5年過ぎてもまだザラ嬢は見つかっていない。と表向きはそう言うことになっている。
 北の鉱山にいるザラ嬢がどうしているかは誰も知らない。まぁ、アマーリエ様は知っていると思うけどね。ザラ嬢のことだから案外、楽しくやっているのではないかと私は思っている。



「フィア、忙しいよ~。うちに帰りたい」

「私も忙しいですわ。泣き言など言わないで仕事頑張りなさい」

 側近という名のなんでも屋さんのエミール様は今日も大忙しだ。
 アマーリエ様はエミール様が使い勝手が良いらしく、細かい仕事を色々丸投げされている。
 不器用で融通の利かないつまらない男と言われてはいるが、本当は器用で臨機応変になんでもそつなく対応できる便利な男なのだ。
 見た目がゴツいので損をしていたのだろう。

 今でもまだ一応私の夫なのであるが、お互いに忙しく、しばらく屋敷に戻っていないので王宮ですれ違うくらいだ。

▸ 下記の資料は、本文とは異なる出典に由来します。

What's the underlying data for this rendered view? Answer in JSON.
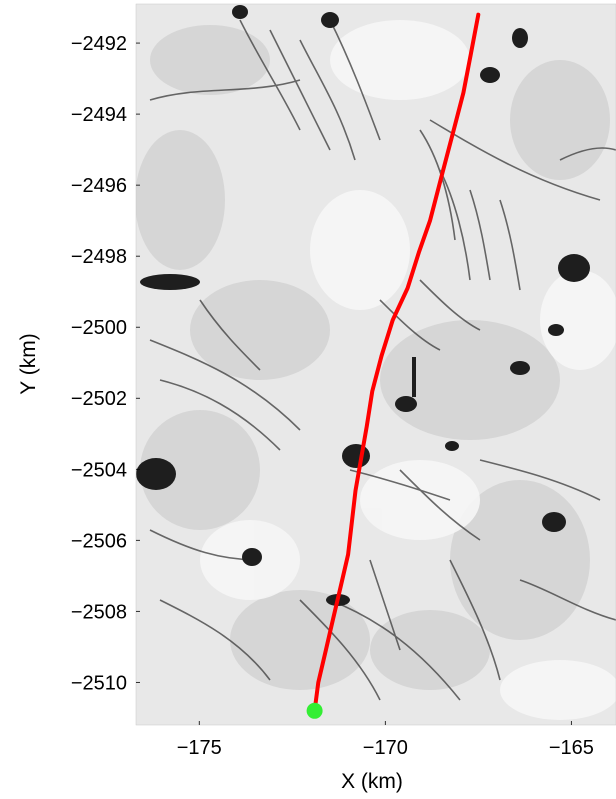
{
  "chart_data": {
    "type": "line",
    "title": "",
    "xlabel": "X (km)",
    "ylabel": "Y (km)",
    "xlim": [
      -176.7,
      -163.8
    ],
    "ylim": [
      -2511.2,
      -2490.9
    ],
    "xticks": [
      -175,
      -170,
      -165
    ],
    "yticks": [
      -2492,
      -2494,
      -2496,
      -2498,
      -2500,
      -2502,
      -2504,
      -2506,
      -2508,
      -2510
    ],
    "xtick_labels": [
      "−175",
      "−170",
      "−165"
    ],
    "ytick_labels": [
      "−2492",
      "−2494",
      "−2496",
      "−2498",
      "−2500",
      "−2502",
      "−2504",
      "−2506",
      "−2508",
      "−2510"
    ],
    "grid": false,
    "legend": "none",
    "background": "grayscale ice surface image",
    "series": [
      {
        "color": "#ff0000",
        "x": [
          -167.5,
          -167.7,
          -167.9,
          -168.2,
          -168.5,
          -168.8,
          -169.1,
          -169.4,
          -169.8,
          -170.1,
          -170.35,
          -170.5,
          -170.65,
          -170.8,
          -170.9,
          -171.0,
          -171.2,
          -171.4,
          -171.6,
          -171.8,
          -171.9
        ],
        "y": [
          -2491.2,
          -2492.3,
          -2493.4,
          -2494.6,
          -2495.8,
          -2497.0,
          -2497.9,
          -2498.9,
          -2499.8,
          -2500.8,
          -2501.8,
          -2502.8,
          -2503.7,
          -2504.6,
          -2505.5,
          -2506.4,
          -2507.3,
          -2508.2,
          -2509.1,
          -2510.0,
          -2510.8
        ]
      }
    ],
    "start_point": {
      "x": -171.9,
      "y": -2510.8,
      "color": "#33ee33"
    }
  }
}
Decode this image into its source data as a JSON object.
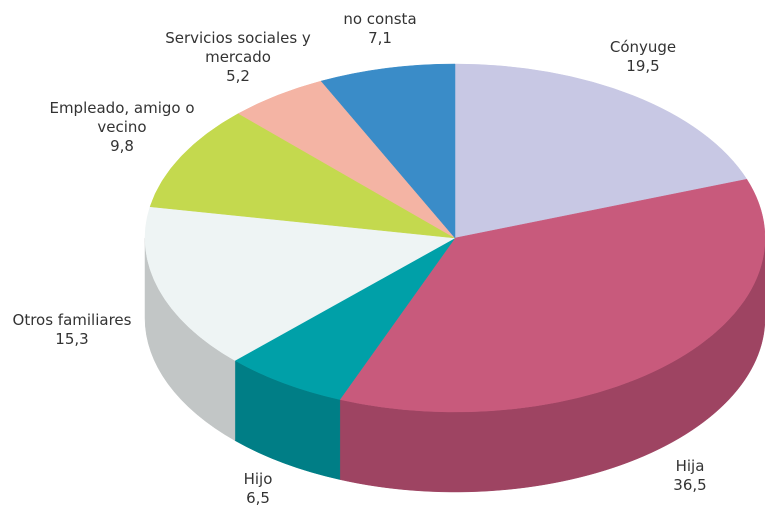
{
  "chart_data": {
    "type": "pie3d",
    "categories": [
      "Cónyuge",
      "Hija",
      "Hijo",
      "Otros familiares",
      "Empleado, amigo o vecino",
      "Servicios sociales y mercado",
      "no consta"
    ],
    "values": [
      19.5,
      36.5,
      6.5,
      15.3,
      9.8,
      5.2,
      7.1
    ],
    "value_labels": [
      "19,5",
      "36,5",
      "6,5",
      "15,3",
      "9,8",
      "5,2",
      "7,1"
    ],
    "colors": [
      "#c8c8e4",
      "#c85a7c",
      "#00a0a8",
      "#eef4f4",
      "#c4d94e",
      "#f4b4a4",
      "#3a8cc8"
    ],
    "side_colors": [
      "#a4a4c4",
      "#9e4462",
      "#007e86",
      "#c2c6c6",
      "#9cb03a",
      "#cc9080",
      "#2c6ca0"
    ]
  }
}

「フィア、式典が済んだら休みをもらってゆっくりしよう。旅行とかいいなぁ。旅行に行こう!」

 エミール様は時々頭の中がお花畑になるようた。

「式典が済んだら、溜まっている財務省の仕事があるのではないのですか? 次官が愚痴っていましたよ。私も魔法省の立ち上げでしばらく動けませんわ。ほらほらさっさと行かないとアマーリエ様に叱られますわよ」

「フィア~、愛してるよ~」

「はいはい」

 王宮の廊下での私達の会話は夫婦漫才と密かに言われているらしい。

 私達はまだ白い結婚のままだ。あと数日で婚姻無効にできる期日がやってくる。

「離縁はしないよ~」

 廊下の先から振り返り叫ぶエミール様の声が聞こえてきた。

                〈了〉


*これにて終了でごさいます。
ショートショートなのに長くなってしまいました。
機会があればアマーリエの恋バナを書いてみたいと思います。
エミールはこれから先もシルフィアに離縁されないようにいろんな姑息な手を使いながら頑張るようです。
どちらが先に諦めるか想像して楽しんでもらえたら嬉しいです。

最後までお付き合いいただきましてありがとうございました。